Esta es la receta original del Fondant tal y como se inventó en Francia. Es una receta sencilla en cuanto a ingredientes pero compleja en lo referente al control de la temperatura. En la actualidad, es costumbre añadir algún aditivo más para dar mayor flexibilidad y mejor retención de la humedad. Además, las recetas más modernas (con gelatina y glicerina) no requieren calentar todo el azúcar. A cambio, la receta tradicional puede hacerse con azúcar de mesa normal y corriente y no hace falta que sea azúcar glas.





Ingredientes

500g de azúcar (no hace falta que sea azúcar glas)
150 ml de agua
1 Cs. de dextrosa (opcional)


Utensilios

Un termómetro

¿Cómo se hace?

Ponemos todos los ingredientes en una cazuela grande a sabiendas de que la mezcla va a subir durante la cocción. Vamos subiendo la potencia del fuego mientras controlamos en todo momento la temperatura de nuestra mezcla (esto es crítico). Llegar a 114 grados para un fondant blando o a 116 grados para un fondant más duro y mezclar bien.Se pueden limpiar las salpicaduras de azúcar en el borde de la cazuela con un pincel humedecido.

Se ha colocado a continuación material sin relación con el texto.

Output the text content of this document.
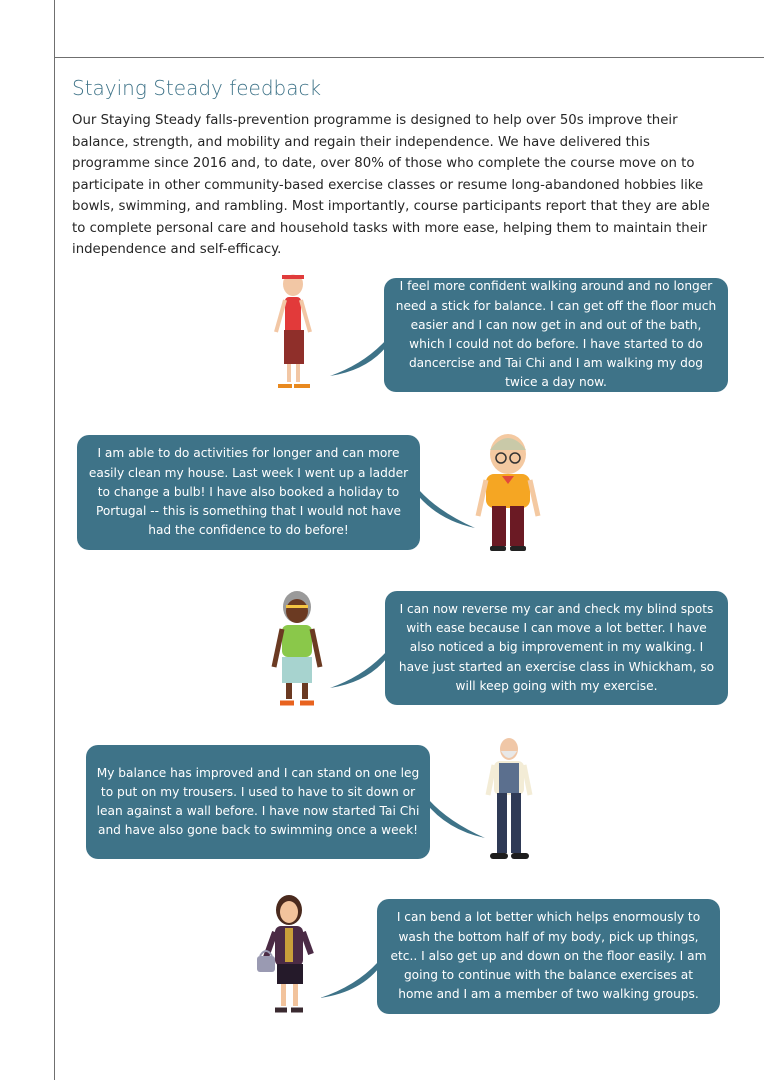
Staying Steady feedback

Our Staying Steady falls-prevention programme is designed to help over 50s improve their balance, strength, and mobility and regain their independence. We have delivered this programme since 2016 and, to date, over 80% of those who complete the course move on to participate in other community-based exercise classes or resume long-abandoned hobbies like bowls, swimming, and rambling. Most importantly, course participants report that they are able to complete personal care and household tasks with more ease, helping them to maintain their independence and self-efficacy.

I feel more confident walking around and no longer need a stick for balance. I can get off the floor much easier and I can now get in and out of the bath, which I could not do before. I have started to do dancercise and Tai Chi and I am walking my dog twice a day now.
I am able to do activities for longer and can more easily clean my house. Last week I went up a ladder to change a bulb! I have also booked a holiday to Portugal -- this is something that I would not have had the confidence to do before!
I can now reverse my car and check my blind spots with ease because I can move a lot better. I have also noticed a big improvement in my walking. I have just started an exercise class in Whickham, so will keep going with my exercise.
My balance has improved and I can stand on one leg to put on my trousers. I used to have to sit down or lean against a wall before. I have now started Tai Chi and have also gone back to swimming once a week!
I can bend a lot better which helps enormously to wash the bottom half of my body, pick up things, etc.. I also get up and down on the floor easily. I am going to continue with the balance exercises at home and I am a member of two walking groups.
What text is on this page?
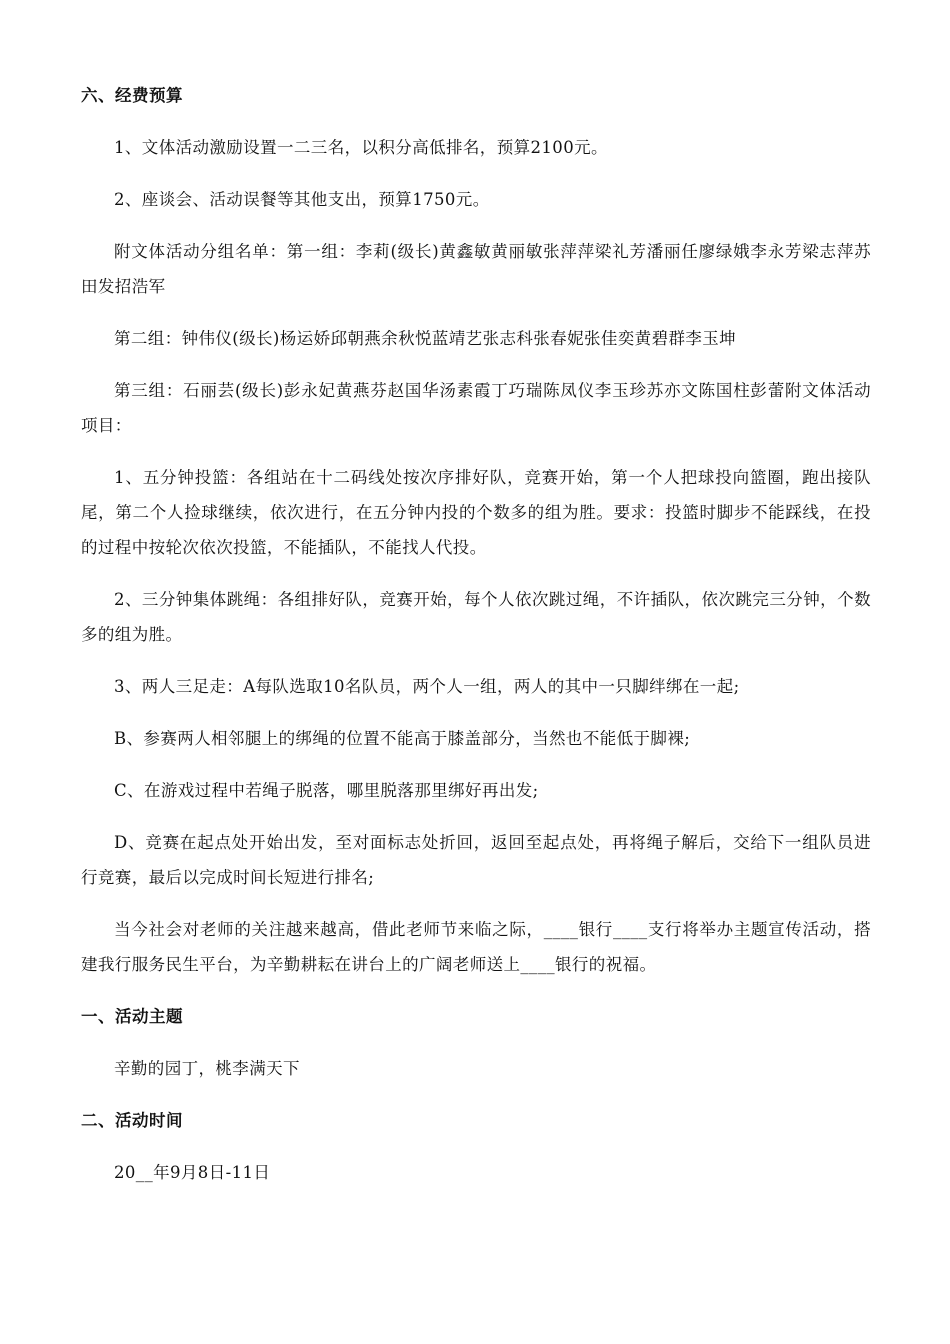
六、经费预算
1、文体活动激励设置一二三名，以积分高低排名，预算2100元。
2、座谈会、活动误餐等其他支出，预算1750元。
附文体活动分组名单：第一组：李莉(级长)黄鑫敏黄丽敏张萍萍梁礼芳潘丽任廖绿娥李永芳梁志萍苏田发招浩军
第二组：钟伟仪(级长)杨运娇邱朝燕余秋悦蓝靖艺张志科张春妮张佳奕黄碧群李玉坤
第三组：石丽芸(级长)彭永妃黄燕芬赵国华汤素霞丁巧瑞陈凤仪李玉珍苏亦文陈国柱彭蕾附文体活动项目：
1、五分钟投篮：各组站在十二码线处按次序排好队，竞赛开始，第一个人把球投向篮圈，跑出接队尾，第二个人捡球继续，依次进行，在五分钟内投的个数多的组为胜。要求：投篮时脚步不能踩线，在投的过程中按轮次依次投篮，不能插队，不能找人代投。
2、三分钟集体跳绳：各组排好队，竞赛开始，每个人依次跳过绳，不许插队，依次跳完三分钟，个数多的组为胜。
3、两人三足走：A每队选取10名队员，两个人一组，两人的其中一只脚绊绑在一起;
B、参赛两人相邻腿上的绑绳的位置不能高于膝盖部分，当然也不能低于脚裸;
C、在游戏过程中若绳子脱落，哪里脱落那里绑好再出发;
D、竞赛在起点处开始出发，至对面标志处折回，返回至起点处，再将绳子解后，交给下一组队员进行竞赛，最后以完成时间长短进行排名;
当今社会对老师的关注越来越高，借此老师节来临之际，____银行____支行将举办主题宣传活动，搭建我行服务民生平台，为辛勤耕耘在讲台上的广阔老师送上____银行的祝福。
一、活动主题
辛勤的园丁，桃李满天下
二、活动时间
20__年9月8日-11日
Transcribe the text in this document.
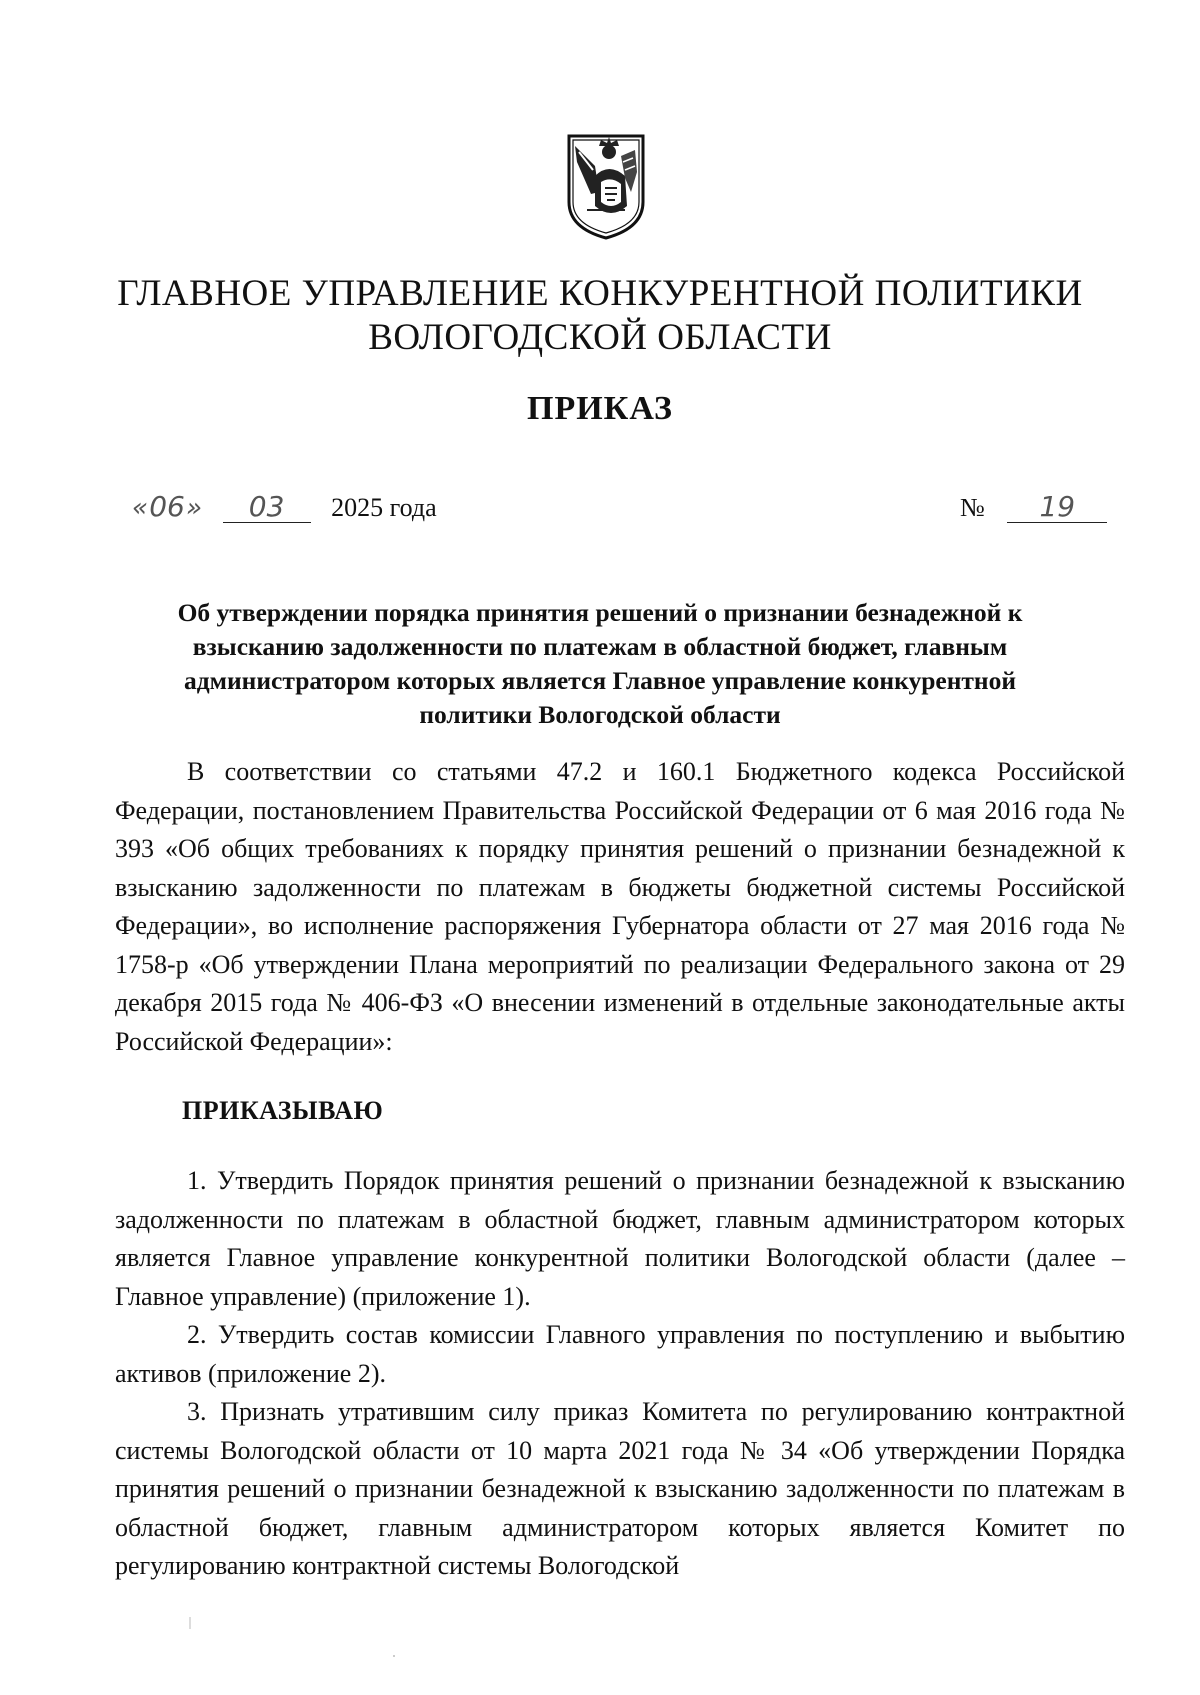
ГЛАВНОЕ УПРАВЛЕНИЕ КОНКУРЕНТНОЙ ПОЛИТИКИ
ВОЛОГОДСКОЙ ОБЛАСТИ
ПРИКАЗ
«06» 03 2025 года	№ 19
Об утверждении порядка принятия решений о признании безнадежной к
взысканию задолженности по платежам в областной бюджет, главным
администратором которых является Главное управление конкурентной
политики Вологодской области

В соответствии со статьями 47.2 и 160.1 Бюджетного кодекса Российской Федерации, постановлением Правительства Российской Федерации от 6 мая 2016 года № 393 «Об общих требованиях к порядку принятия решений о признании безнадежной к взысканию задолженности по платежам в бюджеты бюджетной системы Российской Федерации», во исполнение распоряжения Губернатора области от 27 мая 2016 года № 1758-р «Об утверждении Плана мероприятий по реализации Федерального закона от 29 декабря 2015 года № 406-ФЗ «О внесении изменений в отдельные законодательные акты Российской Федерации»:

ПРИКАЗЫВАЮ

1. Утвердить Порядок принятия решений о признании безнадежной к взысканию задолженности по платежам в областной бюджет, главным администратором которых является Главное управление конкурентной политики Вологодской области (далее – Главное управление) (приложение 1).

2. Утвердить состав комиссии Главного управления по поступлению и выбытию активов (приложение 2).

3. Признать утратившим силу приказ Комитета по регулированию контрактной системы Вологодской области от 10 марта 2021 года № 34 «Об утверждении Порядка принятия решений о признании безнадежной к взысканию задолженности по платежам в областной бюджет, главным администратором которых является Комитет по регулированию контрактной системы Вологодской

Luego metemos la cazuela en un baño de agua fría y dejamos enfriar la mezcla hasta alcanzar los 75 grados. Con unas varillas o con una batidora de mano a velocidad alta al principio y media después hasta que el fondant se convierta en una masa blanca, con textura ligeramente arenosa. Lo retiramos de la cazuela y vertemos sobre una supeficie de trabajo. Trabajamos el fondant con la palma de la mano para obtener una masa homogénea, lisa y flexible.

Este fondant se debe dejar al menos 3 días en una caja hermética para que madure. Luego se puede conservar en una bolsa hermética durante un año entero. Cuando lo vayamos a usar se puede ablandar pasándolo unos segundos por el microondas. También se podrían añadir colorantes y aromas.